The only thing it costs is the possibility of violent death.

See, once you have the bike, there is no real trick after that. You have to ride on the street; sidewalks are an impassable jungle of pedestrians and open drains.

You can exercise caution, but one can only be so safe when collisions that would leave motorists with a dent and an argument leave cyclists folded in funny angles.

Thus, my survival strategy: Ride in such a way that even the taxi drivers think, “That guy’s nuts.”

It helps to listen to music, fast paced jazz for me. It makes riding a kind of dance, instead of an adrenaline-fuelled nightmare, when you manoeuvre through shifting steel hulks, try to use traffic as a shield for other traffic, or find yourself caught between two buses, walls closing in, betel spit flying from both directions, like a scene from “Indiana Jones”.

I suspect the jazz also helps drown out a small voice reminding me that it’s only a matter of time before I wake up in a full body cast and a breathing tube and discover I haven’t escaped the cycle of carma after all.

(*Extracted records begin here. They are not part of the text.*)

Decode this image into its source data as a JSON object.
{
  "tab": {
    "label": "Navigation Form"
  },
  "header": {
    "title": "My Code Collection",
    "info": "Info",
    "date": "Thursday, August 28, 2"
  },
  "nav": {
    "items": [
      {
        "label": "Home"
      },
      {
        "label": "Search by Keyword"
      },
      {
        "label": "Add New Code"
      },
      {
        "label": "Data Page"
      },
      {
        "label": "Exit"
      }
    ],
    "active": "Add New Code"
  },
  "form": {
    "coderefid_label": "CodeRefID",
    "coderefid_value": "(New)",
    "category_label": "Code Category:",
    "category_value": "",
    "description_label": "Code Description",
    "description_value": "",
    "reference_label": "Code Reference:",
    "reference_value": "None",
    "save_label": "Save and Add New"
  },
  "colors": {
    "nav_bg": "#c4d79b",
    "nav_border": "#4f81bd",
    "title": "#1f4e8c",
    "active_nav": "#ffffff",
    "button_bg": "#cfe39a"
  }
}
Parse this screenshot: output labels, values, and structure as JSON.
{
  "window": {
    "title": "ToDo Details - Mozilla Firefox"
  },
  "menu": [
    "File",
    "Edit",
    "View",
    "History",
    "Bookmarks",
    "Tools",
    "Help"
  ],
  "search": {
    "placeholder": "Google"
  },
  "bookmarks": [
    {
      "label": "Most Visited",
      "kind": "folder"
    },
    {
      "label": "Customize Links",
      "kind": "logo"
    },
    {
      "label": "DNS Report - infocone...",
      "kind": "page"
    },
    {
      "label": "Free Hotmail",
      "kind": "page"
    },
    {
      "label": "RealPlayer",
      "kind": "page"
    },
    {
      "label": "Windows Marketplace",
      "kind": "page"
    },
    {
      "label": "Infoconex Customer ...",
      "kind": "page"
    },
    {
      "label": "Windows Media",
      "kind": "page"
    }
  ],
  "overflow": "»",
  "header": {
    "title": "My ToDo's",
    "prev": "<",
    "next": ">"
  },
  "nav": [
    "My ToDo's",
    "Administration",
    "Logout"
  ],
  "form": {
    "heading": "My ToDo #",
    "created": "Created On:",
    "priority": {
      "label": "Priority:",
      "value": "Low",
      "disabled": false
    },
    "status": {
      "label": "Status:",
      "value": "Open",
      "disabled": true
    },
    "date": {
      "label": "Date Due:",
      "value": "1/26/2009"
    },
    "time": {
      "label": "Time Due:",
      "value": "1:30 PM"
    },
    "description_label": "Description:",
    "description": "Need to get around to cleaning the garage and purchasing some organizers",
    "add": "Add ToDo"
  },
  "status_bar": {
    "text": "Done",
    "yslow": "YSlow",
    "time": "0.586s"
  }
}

That’s a joke, but it would be funnier if it wasn’t so close to the truth. I don’t actually think I could die. Well, I wear a helmet and tell myself that. Perhaps I do it because a daily tango with mortality is just the thing for a white guy with virtually no real problems in life. What I do know is this: Commuting was once perhaps the very worst part of Yangon life, but now it is a true joy.

So whatever your personal path to Carvana, the secret isn’t beating traffic, but realising that there is no traffic. There’s just a bunch of people in cars.